JoAnn launched her career in 1960, and at 83, she’s still as sharp as her scissors.

After working at various salons, she launched her own at the new Town and County Shopping Center in 1971. Jack and Jill Hair Design is still at Stewart’s original location.

She moved the Hairloom to Rosewood Avenue in 1979, and that’s where her son and two daughters cut their chops.

“My job was to empty the ashtrays by the hair dryers and make coffee,” recalled Jobie O’Neil.

She went to beauty school in Seattle, where she lived and worked for several years before returning to Spokane 16 years ago.

“I worked with a lot of different people,” she said. “But it’s a much better environment working with my family. I think it’s pretty cool.”

Her sister, Heidi, agrees.

“I’ve been working at the Hairloom since I was 19,” she said.

To regulars, the salon feels like home. Part of the reason is its location in a renovated 1898 two-story house. Gleaming wood floors and cheery green and yellow paint make the space warm and inviting.

“It’s homey,” said client Jim Parry.

Ed Stewart’s been cutting his hair for eight years.

“After I’d been there a couple of times, I found out my wife and been his third-grade teacher,” Parry said. “Then I found out my mom had been his teacher in middle school.”

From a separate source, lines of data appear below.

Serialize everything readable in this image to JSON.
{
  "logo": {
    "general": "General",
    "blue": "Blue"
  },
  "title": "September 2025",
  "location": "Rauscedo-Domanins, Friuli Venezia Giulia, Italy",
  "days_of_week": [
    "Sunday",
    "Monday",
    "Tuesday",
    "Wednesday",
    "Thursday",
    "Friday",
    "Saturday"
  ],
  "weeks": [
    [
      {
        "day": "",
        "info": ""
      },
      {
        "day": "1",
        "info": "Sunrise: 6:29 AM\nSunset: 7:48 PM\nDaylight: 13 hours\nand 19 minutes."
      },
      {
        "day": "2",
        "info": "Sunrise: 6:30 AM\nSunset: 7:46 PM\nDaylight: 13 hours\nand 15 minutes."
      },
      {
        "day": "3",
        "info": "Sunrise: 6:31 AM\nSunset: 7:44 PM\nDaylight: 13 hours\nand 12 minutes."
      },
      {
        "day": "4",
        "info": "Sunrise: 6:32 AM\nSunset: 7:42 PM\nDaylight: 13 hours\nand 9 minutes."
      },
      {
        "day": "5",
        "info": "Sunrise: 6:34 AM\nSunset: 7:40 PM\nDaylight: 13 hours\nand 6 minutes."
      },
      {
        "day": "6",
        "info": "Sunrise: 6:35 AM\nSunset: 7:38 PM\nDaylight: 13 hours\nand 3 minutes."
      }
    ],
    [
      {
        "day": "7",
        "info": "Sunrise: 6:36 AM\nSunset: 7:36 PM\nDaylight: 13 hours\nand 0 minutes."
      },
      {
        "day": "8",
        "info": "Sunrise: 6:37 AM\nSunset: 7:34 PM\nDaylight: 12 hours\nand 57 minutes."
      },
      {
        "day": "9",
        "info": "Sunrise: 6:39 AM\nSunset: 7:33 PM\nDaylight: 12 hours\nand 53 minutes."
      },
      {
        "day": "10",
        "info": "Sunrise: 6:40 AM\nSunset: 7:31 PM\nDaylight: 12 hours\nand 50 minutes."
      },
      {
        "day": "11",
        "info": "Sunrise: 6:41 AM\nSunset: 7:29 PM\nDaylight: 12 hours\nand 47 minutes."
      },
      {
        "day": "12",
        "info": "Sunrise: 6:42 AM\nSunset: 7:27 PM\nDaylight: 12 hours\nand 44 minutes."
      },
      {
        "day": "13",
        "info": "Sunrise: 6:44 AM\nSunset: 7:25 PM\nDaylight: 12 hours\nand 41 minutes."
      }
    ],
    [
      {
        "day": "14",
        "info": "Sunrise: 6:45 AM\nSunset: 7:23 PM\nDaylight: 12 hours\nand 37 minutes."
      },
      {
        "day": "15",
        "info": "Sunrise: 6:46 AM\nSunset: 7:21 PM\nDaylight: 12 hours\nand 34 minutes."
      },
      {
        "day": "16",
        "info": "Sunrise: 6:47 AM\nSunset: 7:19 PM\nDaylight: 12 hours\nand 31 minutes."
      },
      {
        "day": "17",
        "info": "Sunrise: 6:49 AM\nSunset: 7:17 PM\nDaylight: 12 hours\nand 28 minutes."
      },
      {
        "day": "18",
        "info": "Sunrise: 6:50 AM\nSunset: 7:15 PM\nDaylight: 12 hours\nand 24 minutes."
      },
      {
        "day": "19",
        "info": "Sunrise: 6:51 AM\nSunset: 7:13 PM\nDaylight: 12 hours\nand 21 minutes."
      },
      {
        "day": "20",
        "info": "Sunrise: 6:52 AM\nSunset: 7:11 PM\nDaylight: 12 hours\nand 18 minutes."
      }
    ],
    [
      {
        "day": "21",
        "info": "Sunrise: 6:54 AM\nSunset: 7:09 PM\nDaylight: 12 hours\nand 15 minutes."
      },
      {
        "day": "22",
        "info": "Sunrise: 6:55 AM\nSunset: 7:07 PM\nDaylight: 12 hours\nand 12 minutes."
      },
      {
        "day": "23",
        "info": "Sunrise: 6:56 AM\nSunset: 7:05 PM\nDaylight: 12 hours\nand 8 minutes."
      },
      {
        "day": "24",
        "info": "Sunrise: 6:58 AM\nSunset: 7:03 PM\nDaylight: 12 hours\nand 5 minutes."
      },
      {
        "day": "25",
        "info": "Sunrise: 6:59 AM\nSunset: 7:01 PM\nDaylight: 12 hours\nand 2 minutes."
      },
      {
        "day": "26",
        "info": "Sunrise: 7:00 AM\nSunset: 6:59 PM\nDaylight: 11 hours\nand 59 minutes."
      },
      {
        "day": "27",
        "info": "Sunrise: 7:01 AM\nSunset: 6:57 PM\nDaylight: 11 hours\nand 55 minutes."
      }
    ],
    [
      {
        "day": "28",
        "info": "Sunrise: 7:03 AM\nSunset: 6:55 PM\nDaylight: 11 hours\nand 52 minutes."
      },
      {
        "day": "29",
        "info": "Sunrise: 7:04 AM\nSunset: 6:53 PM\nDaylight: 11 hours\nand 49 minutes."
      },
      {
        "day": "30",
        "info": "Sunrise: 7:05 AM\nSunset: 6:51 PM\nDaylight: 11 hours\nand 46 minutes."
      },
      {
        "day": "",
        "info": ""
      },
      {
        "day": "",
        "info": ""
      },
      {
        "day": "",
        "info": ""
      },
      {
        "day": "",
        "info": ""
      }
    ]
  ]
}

Those small Spokane moments delight clients, as does the warm atmosphere.

While JoAnn cut Florence Lobers’ hair, Heidi trimmed her husband Greg’s.

“We look forward to coming here,” he said. “We really enjoy it. Everyone is cordial and friendly, and they do a fantastic job!”

With six decades in the salon industry, JoAnn sees generational customers.

“I’ve cut a lot of my clients’ moms’ and grandma’s hair,” she said.

She’s also seen trends come and go.

“Everyone has long hair now,” she said. “Long hair is only interesting when the wind is blowing – it’s like yardage! That’s why everyone does color.”

JoAnn works three days a week at the salon, but she’s busy elsewhere, too.

“I tap dance and clog, and I play trombone with New Horizons Orchestra and the Lilac City Community Band.”

Ed shrugged.

“Mom’s a go-er,” he said. “She works here. She works at home. She works everywhere.”

No one else in the family seems ready to slow down either.

“I love doing this. The hair industry is always changing,” said JoAnn. “We’ve had so much fun.”

Her kids agree.

“There’s nothing better than working with my family,” Heidi said.